Une équipe internationale de chercheurs comprenant des astrophysiciens de l’Observatoire astronomique de Strasbourg, de l’Observatoire de la Côte d’Azur et de l’Observatoire de Paris a découvert les restes d’un amas d’étoiles dont les étoiles ont en commun d’être exceptionnellement déficientes en éléments lourds. Comme les générations successives d’étoiles enrichissent en éléments lourds le gaz interstellaire d’où naissent les futures étoiles, cet amas doit s’être formé à partir de générations d’étoiles très précoces et constitue une relique remarquable d’une époque où les toutes premières structures stellaires s’assemblaient. On ignorait l’existence d’amas d’étoiles aussi peu polluées en élément lourds ‒ certaines théories supposaient même que leur formation était impossible, d’autres qu’ils avaient déjà tous disparus ‒ ce qui fait de cette découverte un élément clé pour notre compréhension de la formation des étoiles dans l’Univers primordial.
Pour étudier les premières structures stellaires à se former dans l’univers, les astronomes peuvent se tourner vers les galaxies les plus lointaines, observées telles qu’elles étaient il y a longtemps, dans leur enfance. Il est également possible de se reposer sur « l’archéologie galactique » et d’étudier en détail les structures les plus anciennes de notre propre galaxie, la Voie Lactée. La grande majorité des étoiles qui nous entourent se sont formées, comme le Soleil, dans notre Galaxie. Cependant, une petite fraction des étoiles de la Voie Lactée, trouvée majoritairement dans sa périphérie, a été apportée par des galaxies plus petites qui ont donné leurs étoiles et leurs amas stellaires à la Galaxie. L’amas découvert a été amené par un tel processus, mais il a perdu ses étoiles au cours de son voyage autour de la Galaxie, sous l’effet des marées que celle-ci induit, laissant un “courant” d’étoiles dans le ciel.

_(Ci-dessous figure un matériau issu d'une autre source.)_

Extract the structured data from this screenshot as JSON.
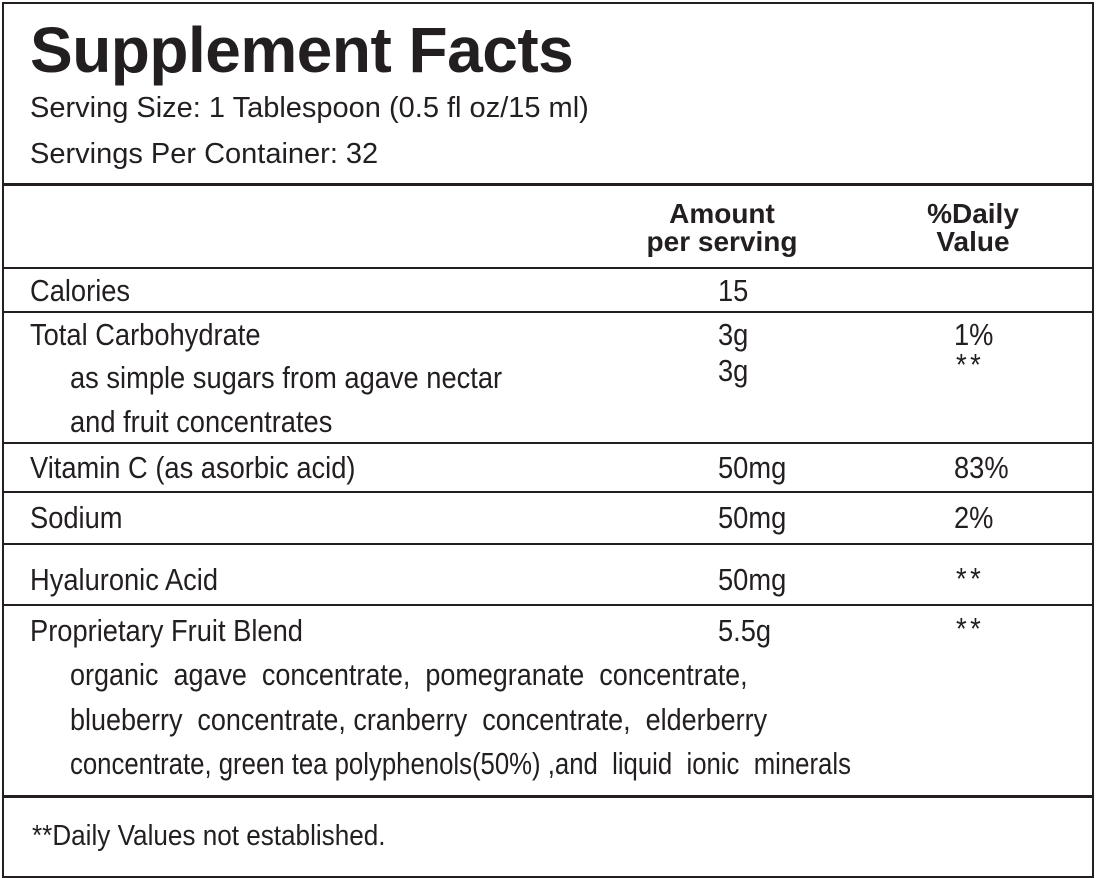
{
  "title": "Supplement Facts",
  "serving_size": "Serving Size: 1 Tablespoon (0.5 fl oz/15 ml)",
  "servings_per_container": "Servings Per Container:  32",
  "header": {
    "amount_line1": "Amount",
    "amount_line2": "per serving",
    "dv_line1": "%Daily",
    "dv_line2": "Value"
  },
  "rows": [
    {
      "name": "Calories",
      "amount": "15",
      "dv": ""
    },
    {
      "name": "Total Carbohydrate",
      "amount": "3g",
      "dv": "1%"
    },
    {
      "name": "as simple sugars from agave nectar",
      "name2": "and fruit concentrates",
      "amount": "3g",
      "dv": "**"
    },
    {
      "name": "Vitamin C (as asorbic acid)",
      "amount": "50mg",
      "dv": "83%"
    },
    {
      "name": "Sodium",
      "amount": "50mg",
      "dv": "2%"
    },
    {
      "name": "Hyaluronic Acid",
      "amount": "50mg",
      "dv": "**"
    },
    {
      "name": "Proprietary Fruit Blend",
      "amount": "5.5g",
      "dv": "**"
    }
  ],
  "blend_lines": [
    "organic  agave  concentrate,  pomegranate  concentrate,",
    "blueberry  concentrate, cranberry  concentrate,  elderberry",
    "concentrate, green tea polyphenols(50%) ,and  liquid  ionic  minerals"
  ],
  "footnote": "**Daily Values not established."
}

Cette découverte passionnante est publiée dans la prestigieuse revue Nature et a impliqué de nombreux chercheurs, observateurs ou théoriciens, autour du projet Pristine. L’équipe internationale, dirigée par Nicolas Martin de l’Observatoire astronomique de Strasbourg, a dévoilé la remarquable structure de l’amas stellaire grâce à la combinaison des données de la sonde spatiale Gaia et des observations de plusieurs télescopes au sol.

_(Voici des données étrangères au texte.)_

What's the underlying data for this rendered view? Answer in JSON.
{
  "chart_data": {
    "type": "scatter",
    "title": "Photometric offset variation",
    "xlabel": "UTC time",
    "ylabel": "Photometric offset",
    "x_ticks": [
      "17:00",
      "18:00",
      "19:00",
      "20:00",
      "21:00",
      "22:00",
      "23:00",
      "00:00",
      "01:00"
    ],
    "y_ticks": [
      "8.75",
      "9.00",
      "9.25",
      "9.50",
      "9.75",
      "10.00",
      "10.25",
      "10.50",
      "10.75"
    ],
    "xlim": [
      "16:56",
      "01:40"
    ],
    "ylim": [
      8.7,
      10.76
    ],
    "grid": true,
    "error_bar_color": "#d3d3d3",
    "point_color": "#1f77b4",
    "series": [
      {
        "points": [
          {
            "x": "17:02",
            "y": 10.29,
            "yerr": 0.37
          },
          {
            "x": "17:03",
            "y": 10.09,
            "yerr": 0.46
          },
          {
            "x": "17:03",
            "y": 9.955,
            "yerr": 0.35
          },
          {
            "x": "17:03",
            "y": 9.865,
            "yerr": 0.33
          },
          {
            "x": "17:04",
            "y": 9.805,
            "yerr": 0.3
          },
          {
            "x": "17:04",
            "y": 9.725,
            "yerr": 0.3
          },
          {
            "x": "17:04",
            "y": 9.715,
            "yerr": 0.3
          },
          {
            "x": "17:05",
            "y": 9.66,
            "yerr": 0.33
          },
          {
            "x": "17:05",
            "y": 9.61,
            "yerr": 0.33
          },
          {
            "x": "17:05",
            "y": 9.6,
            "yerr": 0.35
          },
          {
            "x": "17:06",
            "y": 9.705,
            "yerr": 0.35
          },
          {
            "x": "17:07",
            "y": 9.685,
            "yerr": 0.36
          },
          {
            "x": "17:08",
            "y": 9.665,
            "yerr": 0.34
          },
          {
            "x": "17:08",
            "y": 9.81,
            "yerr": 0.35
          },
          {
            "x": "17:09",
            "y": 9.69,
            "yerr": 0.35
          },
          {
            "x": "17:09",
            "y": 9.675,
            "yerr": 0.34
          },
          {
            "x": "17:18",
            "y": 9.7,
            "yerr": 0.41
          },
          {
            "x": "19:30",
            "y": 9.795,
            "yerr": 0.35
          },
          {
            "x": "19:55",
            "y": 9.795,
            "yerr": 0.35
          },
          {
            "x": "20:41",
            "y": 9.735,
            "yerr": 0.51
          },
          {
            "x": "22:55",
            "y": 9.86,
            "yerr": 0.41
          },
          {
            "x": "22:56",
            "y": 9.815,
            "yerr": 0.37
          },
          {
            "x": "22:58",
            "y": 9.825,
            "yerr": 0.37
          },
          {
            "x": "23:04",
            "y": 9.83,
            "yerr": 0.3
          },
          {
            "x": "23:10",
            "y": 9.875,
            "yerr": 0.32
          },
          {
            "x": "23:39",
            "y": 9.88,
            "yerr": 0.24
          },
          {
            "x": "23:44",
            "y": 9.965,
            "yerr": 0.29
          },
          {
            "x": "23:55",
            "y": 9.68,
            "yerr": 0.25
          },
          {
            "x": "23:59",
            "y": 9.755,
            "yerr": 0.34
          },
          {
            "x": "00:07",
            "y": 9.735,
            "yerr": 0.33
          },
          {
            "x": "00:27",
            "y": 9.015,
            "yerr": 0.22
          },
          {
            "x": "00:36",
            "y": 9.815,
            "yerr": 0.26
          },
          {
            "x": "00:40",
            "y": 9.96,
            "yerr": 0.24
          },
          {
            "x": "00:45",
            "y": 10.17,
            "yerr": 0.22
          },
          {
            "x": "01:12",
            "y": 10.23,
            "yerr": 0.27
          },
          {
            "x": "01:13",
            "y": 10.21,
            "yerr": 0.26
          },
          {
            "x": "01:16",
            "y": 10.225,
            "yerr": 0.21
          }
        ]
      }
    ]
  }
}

Au départ, l’équipe de chercheurs a exploré la carte, d’une précision sans précédent, de l’emplacement et du mouvement des étoiles recueillie par la sonde Gaia, lancée par l’Agence spatiale européenne en 2013. Le développement d’un algorithme inédit a permis d’isoler les rares groupes d’étoiles se déplaçant de concert. L’une des structures découvertes de cette manière est un nouveau courant stellaire candidat que l’équipe a appelé « C-19« . En parallèle, l’étude Pristine, menée au Télescope Canada-France-Hawaï, à Hawaï, cartographie le ciel depuis 2015 pour mesurer systématiquement la fraction d’éléments lourds, ou « métallicité« , de millions d’étoiles (voir encadré). Une fois combinées, ces deux études ont révélé de manière surprenante que C-19 contient des étoiles avec une métallicité extrêmement faible.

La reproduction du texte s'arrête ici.